Des bulles cosmiques se formeraient en permanence, autant de nouveaux univers nés d'une infinité de big bang

 
    La notion d'univers multiples pousse cette idée à l'infini : tous les scénarios ont lieu. Celui d'un monde doté de galaxies, d'étoiles et d'une Terre, dans lequel vous commencez à lire cet article. Celui du même monde, dans lequel vous avez déjà fini votre lecture. Mais aussi celui d'un monde sans étoile, ni planète, ni lecteur. Et une infinité d'autres encore.  
    La proposition est vertigineuse, mais est-elle scientifique ? L'idée d'une multitude de mondes n'est pas nouvelle. Anaximandre de Milet, penseur grec, la défendait déjà il y a vingt-six siècles. Elle a même valu le bûcher à Rome, en 1600, au philosophe italien Giordano Bruno, qui avec ses «infinités de mondes» bousculait une vision du monde centrée sur notre Terre. Mais il y a seulement trente ans, les théories décrivant d'autres univers que le nôtre étaient considérées comme de la métaphysique.  
    Aujourd'hui, bien que l'hypothèse demeure spéculative et controversée, elle a gagné le champ scientifique. Elle paraît même très stimulante, à en croire le nombre de scientifiques de renom qui s'y intéressent. L'ouvrage qui fait référence sur le sujet Universe or Multiverse, publié sous la direction du cosmologiste Bernard Carr de l'université Queen Mary à Londres, en témoigne. Tout autant que les colloques autour de cette question qui se multiplient.  
    Ces dernières années, ils sont même devenus pour certains physiciens théoriciens, comme Thibault Damour de l'Institut des hautes études scientifiques, «un outil de travail dont on ne peut plus faire l'économie». D'autres s'y opposent fortement, considérant que l'hypothèse ne peut de toute manière être testée, à l'instar du Prix Nobel de physique 2004, David Gross.  
   

Plusieurs façons de créer des univers

 
    Toujours est-il que différentes théories, en cherchant à décrire l'Univers et les forces qui le gouvernent, conduisent à l'existence d'univers multiples. Ils ne sont donc pas tous de même nature. Et les visions diffèrent sur la manière dont émergent ces univers multiples.  
    Le multivers, appellation choisie par opposition à univers, recouvre donc différents types de multimondes. Ce qui entretient parfois une certaine confusion, reconnaît Max Tegmark, du MIT, qui a proposé une classification des multivers pour clarifier les choses. Nous retiendrons les quatre catégories le plus évoquées.  
1.   Le premier type, le plus élémentaire, découle directement de l'application de la relativité générale d'Einstein au cosmos.
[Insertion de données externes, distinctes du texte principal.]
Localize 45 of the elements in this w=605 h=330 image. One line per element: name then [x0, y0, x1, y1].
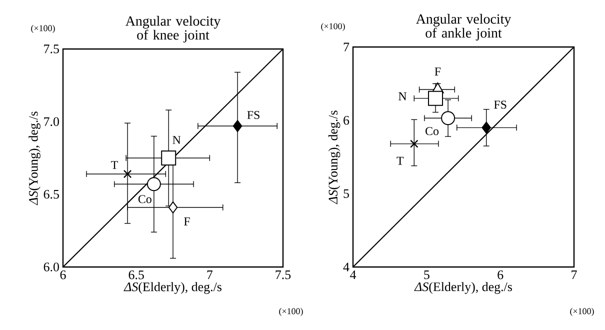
point: [146, 177, 161, 192]
x-tick-label: 5: [424, 270, 430, 280]
x-tick-label: 7.5: [276, 270, 291, 280]
x-tick-label: 4: [350, 270, 356, 280]
x-axis-title: ΔS(Elderly), deg./s: [414, 282, 512, 294]
y-tick-label: 4: [343, 262, 350, 272]
series-label: N: [172, 136, 181, 144]
point: [441, 111, 456, 126]
x-tick-label: 7: [572, 270, 577, 279]
y-axis-title: ΔS(Young), deg./s: [28, 112, 40, 206]
series-label: F: [434, 68, 441, 76]
y-tick-label: 7.5: [44, 44, 59, 54]
series-label: Co: [138, 195, 152, 204]
y-tick-label: 7: [344, 42, 350, 52]
chart-title: Angular velocity of ankle joint: [416, 14, 512, 41]
text: (×100): [279, 308, 303, 316]
y-tick-label: 6.0: [44, 262, 59, 272]
point: [168, 201, 178, 214]
x-axis-title: ΔS(Elderly), deg./s: [124, 282, 222, 294]
series-label: T: [396, 156, 404, 165]
series-label: N: [398, 92, 407, 100]
y-tick-label: 5: [344, 189, 349, 198]
y-tick-label: 6.5: [44, 190, 59, 199]
x-tick-label: 6: [498, 270, 504, 280]
y-tick-label: 7.0: [44, 117, 59, 126]
series-label: T: [111, 161, 118, 169]
point: [410, 140, 418, 148]
chart-title: Angular velocity of knee joint: [126, 16, 221, 42]
point: [482, 122, 491, 134]
x-tick-label: 6: [60, 270, 66, 280]
series-label: Co: [426, 127, 439, 136]
text: (×100): [570, 308, 594, 316]
point: [161, 150, 176, 166]
x-tick-label: 7: [207, 270, 213, 279]
point: [123, 170, 132, 178]
series-label: F: [184, 218, 190, 226]
point: [428, 90, 444, 106]
series-label: FS: [247, 111, 260, 120]
text: (×100): [321, 22, 345, 32]
point: [232, 120, 242, 132]
series-label: FS: [494, 100, 506, 109]
y-tick-label: 6: [344, 116, 350, 125]
y-axis-title: ΔS(Young), deg./s: [328, 110, 340, 204]
text: (×100): [31, 24, 55, 34]
x-tick-label: 6.5: [128, 270, 144, 280]
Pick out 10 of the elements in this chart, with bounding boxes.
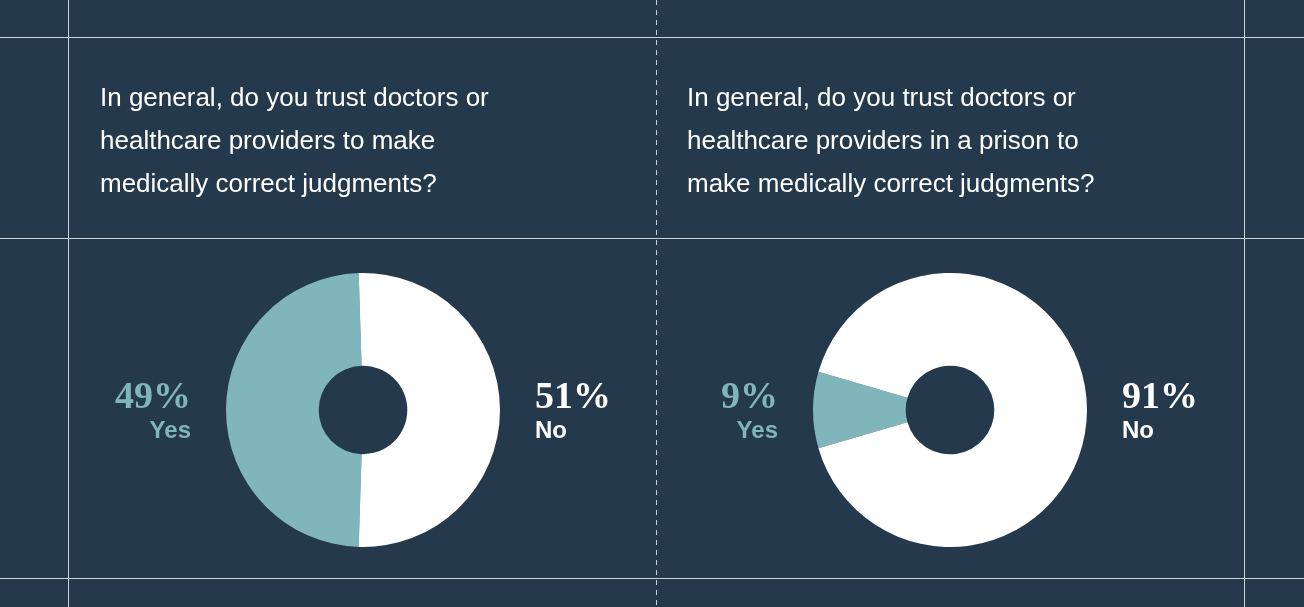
slice-label: Yes [736,416,778,443]
slice-label: No [535,416,567,443]
chart-title: In general, do you trust doctors or healthcare providers in a prison to make medically correct judgments? [687,81,1096,200]
slice-label: Yes [149,416,191,443]
data-label: 9% [721,374,778,416]
data-label: 91% [1122,374,1198,416]
chart-title: In general, do you trust doctors or healthcare providers to make medically correct judgments? [100,81,490,200]
data-label: 51% [535,374,611,416]
slice-label: No [1122,416,1154,443]
data-label: 49% [115,374,191,416]
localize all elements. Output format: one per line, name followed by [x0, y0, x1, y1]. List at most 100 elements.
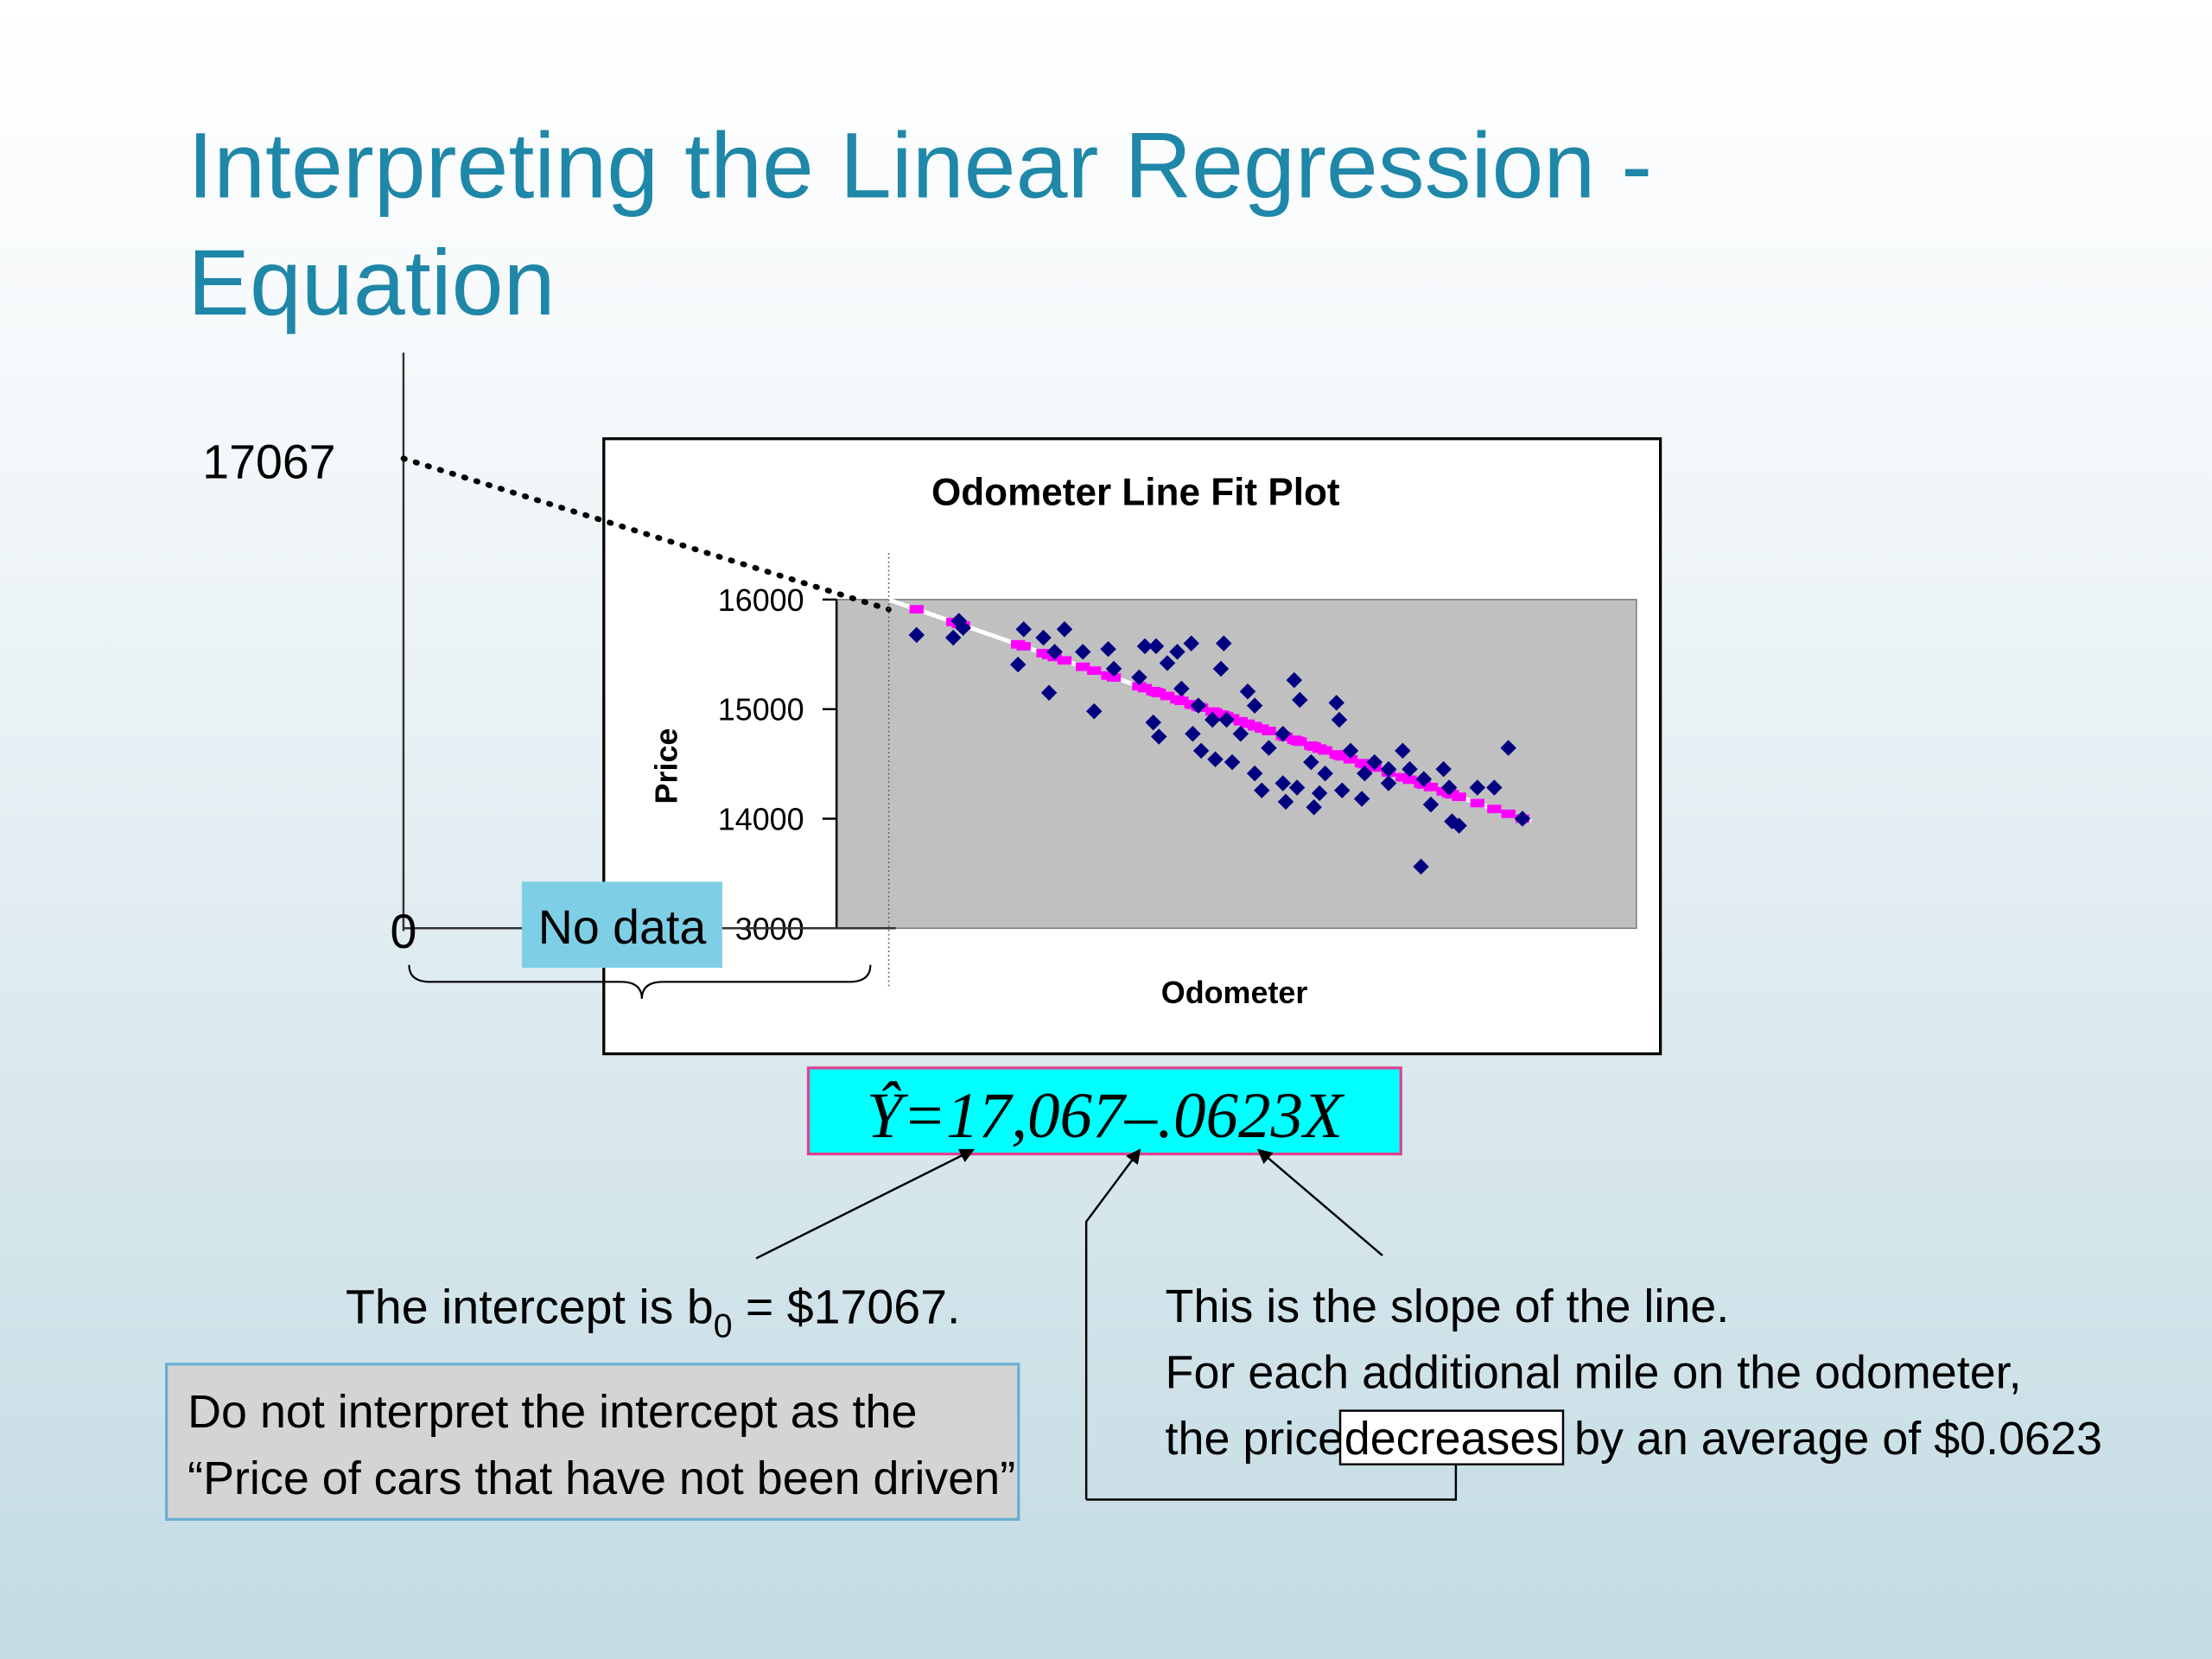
data-point: [1274, 775, 1291, 791]
predicted-marker: [1174, 696, 1189, 705]
data-point: [1173, 680, 1190, 697]
origin-label: 0: [391, 905, 417, 958]
data-point: [1105, 660, 1122, 677]
data-point: [1100, 640, 1116, 658]
predicted-marker: [1011, 639, 1026, 649]
data-point: [1190, 697, 1207, 714]
data-point: [1402, 760, 1418, 778]
data-point: [1046, 644, 1063, 660]
predicted-marker: [1343, 754, 1358, 764]
highlight-box: [1338, 1409, 1565, 1465]
predicted-marker: [1357, 760, 1372, 769]
data-point: [1342, 742, 1359, 760]
brace: [408, 964, 872, 999]
data-point: [1254, 782, 1270, 799]
data-point: [1306, 799, 1322, 816]
data-point: [1169, 644, 1185, 660]
data-point: [1216, 635, 1232, 652]
predicted-marker: [1132, 682, 1147, 691]
connector: [1086, 1464, 1458, 1501]
predicted-marker: [1423, 782, 1439, 791]
warning-box: [165, 1363, 1020, 1521]
chart-title: Odometer Line Fit Plot: [931, 471, 1340, 513]
data-point: [1357, 765, 1373, 782]
y-tick-label: 15000: [718, 692, 804, 728]
slope-note: by an average of $0.0623: [1574, 1413, 2102, 1465]
predicted-marker: [1255, 724, 1269, 734]
data-point: [1288, 779, 1306, 796]
data-point: [1239, 683, 1256, 700]
predicted-marker: [1208, 708, 1223, 717]
predicted-marker: [1312, 744, 1327, 753]
data-point: [1015, 621, 1032, 638]
data-point: [1274, 725, 1291, 742]
data-point: [1451, 817, 1467, 834]
arrow: [1257, 1148, 1383, 1256]
no-data-label: No data: [538, 900, 707, 954]
data-point: [1334, 782, 1351, 799]
data-point: [1311, 785, 1328, 802]
predicted-marker: [1487, 804, 1502, 814]
data-point: [1380, 775, 1397, 791]
intercept-label: 17067: [202, 435, 335, 488]
data-point: [1224, 753, 1241, 771]
data-point: [1159, 655, 1176, 671]
data-point: [1286, 671, 1303, 689]
slide-title: Interpreting the Linear Regression -: [188, 113, 1652, 218]
data-point: [1131, 669, 1147, 686]
data-point: [1207, 751, 1224, 767]
data-point: [908, 626, 925, 644]
chart: Odometer Line Fit Plot300014000150001600…: [649, 471, 1637, 1010]
y-tick-label: 16000: [718, 582, 804, 618]
data-point: [1056, 621, 1073, 638]
predicted-marker: [1057, 656, 1072, 665]
text: The intercept is b: [346, 1280, 714, 1333]
predicted-marker: [1233, 716, 1249, 726]
data-point: [1317, 765, 1333, 782]
predicted-marker: [1152, 689, 1166, 697]
data-point: [1074, 644, 1091, 660]
arrow: [755, 1148, 976, 1260]
predicted-marker: [1335, 752, 1350, 761]
predicted-marker: [1402, 775, 1417, 785]
slope-note: For each additional mile on the odometer…: [1166, 1347, 2022, 1399]
predicted-marker: [1452, 792, 1466, 802]
equation-box: [806, 1066, 1402, 1156]
equation: Ŷ=17,067–.0623X: [867, 1080, 1345, 1152]
arrow: [1084, 1148, 1141, 1500]
data-point: [1380, 760, 1397, 778]
data-point: [1261, 740, 1277, 756]
data-point: [1192, 742, 1210, 760]
slide-title: Equation: [188, 230, 555, 334]
data-point: [1136, 638, 1154, 655]
data-point: [1147, 638, 1165, 655]
data-point: [1413, 858, 1429, 875]
data-point: [1415, 771, 1433, 787]
data-point: [955, 620, 971, 636]
slope-note: decreases: [1344, 1413, 1560, 1465]
data-point: [1292, 691, 1308, 709]
data-point: [1086, 702, 1103, 720]
predicted-marker: [1076, 662, 1090, 671]
data-point: [1303, 753, 1319, 771]
x-axis-label: Odometer: [1161, 975, 1308, 1010]
data-point: [1151, 728, 1167, 745]
warning-text: Do not interpret the intercept as the: [188, 1386, 917, 1438]
data-point: [1009, 656, 1027, 673]
warning-text: “Price of cars that have not been driven…: [188, 1452, 1015, 1504]
text: = $17067.: [733, 1280, 961, 1333]
subscript: 0: [714, 1308, 733, 1345]
data-point: [1246, 765, 1263, 782]
data-point: [1277, 793, 1294, 810]
no-data-box: [522, 881, 722, 968]
predicted-marker: [1289, 736, 1305, 746]
predicted-marker: [909, 605, 924, 614]
data-point: [1035, 629, 1052, 646]
intercept-note: The intercept is b0 = $17067.: [346, 1280, 960, 1344]
y-tick-label: 14000: [718, 802, 804, 837]
predicted-marker: [1501, 809, 1516, 818]
slope-note: This is the slope of the line.: [1166, 1281, 1730, 1332]
predicted-marker: [1160, 691, 1175, 701]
L'Univers désigne tout ce qui nous entoure. Mais, la vitesse de la lumière étant finie, notre capacité d'observation est limitée. Seul un certain volume nous est accessible. Dans le modèle du Big Bang, en tenant compte de la distance parcourue depuis 13,7 milliards d'années pendant que l'Univers s'agrandissait, ce volume correspond actuellement à une sphère centrée sur la Terre et dont le rayon est d'environ 46 milliards d'années-lumière. Or, la relativité générale nous dit aussi qu'au-delà de cet horizon un espace infini peut exister.  
    En tout cas, dans la configuration d'un espace à courbure nulle, qui est la géométrie la plus simple en accord avec les observations, actuellement.  
   

Une répartition inégale de la matière

 
    Le multivers dans ce cas désigne l'ensemble de cet espace infini où les zones situées au-delà du volume qui nous est accessible abritent de nouveaux univers: d'autres volumes de même format, juxtaposés les uns aux autres. Suivant cette vision, nous humains, nous trouvons simplement dans une partie du multivers où sont réunies les conditions très particulières nécessaires au long processus qui conduit à l'émergence de la vie. Dans ce multivers élémentaire, les lois de la physique sont les mêmes d'une sphère à l'autre, mais les conditions y diffèrent selon la manière dont les mécanismes à l'œuvre lors du Big Bang ont réparti la matière. Selon Max Tegmark, des univers jumeaux, copies à l'identique, peuvent exister, mais pas à moins de (1010)115 mètres l'un de l'autre. Peu de chances donc de rencontrer son double. Le premier des multivers consiste donc en une simple juxtaposition d'univers.  
2.   La deuxième catégorie est plus complexe. Elle émane du modèle cosmologique le plus en vogue aujourd'hui pour décrire l'évolution du tout jeune Univers, l'inflation cosmique.  
   

Une infinité de Big Bang

 
    C'est dans les années 1980 que le cosmologiste d'origine russe Andrei Linde, aujourd'hui à l'université Stanford, a mis au point un modèle détaillé d'inflation. Selon cette théorie, notre Univers a connu une gigantesque phase d'expansion. juste après le Big Bang: à 10-35 seconde, la taille du tout jeune Univers extrêmement chaud et dense aurait brusquement été multipliée par un facteur 1050. Cette accélération démesurée permet d'expliquer pourquoi l'Univers est si homogène à grande échelle et également de rendre compte de l'apparition des grandes structures cosmologiques, comme les amas de galaxies, telles qu'elles sont aujourd'hui observées.  
    Mais la théorie de Linde va encore plus loin : elle suppose que l'espace-temps est en perpétuelle inflation. C'est l'inflation éternelle. Plus précisément, certaines régions continuent à connaître une phase d'inflation conduisant à autant de bulles distinctes et donnant lieu à une infinité de big bang. Chaque big bang crée un univers. L'hypothèse est très spéculative. Mais il s'agit là d'un multivers bien plus divers que le précédent.  
    Depuis quelques années, ce « multivers-bulle » s'est vu renforcé par le développement de la théorie des cordes, qui cherche, elle, à décrire toutes les interactions fondamentales de la physique : électromagnétisme, forces nucléaires et, surtout, gravitation. Cette théorie en quête d'unification des lois de la nature, où toutes les particules apparaissent comme des modes de vibration d'une corde élémentaire, à l'instar d'une corde de violon qui peut générer toutes les notes de la gamme, est encore loin d'avoir atteint son but. Pour l'instant, au lieu de mener à une seule théorie, elle a conduit à 10500, voire 101'000, théories différentes !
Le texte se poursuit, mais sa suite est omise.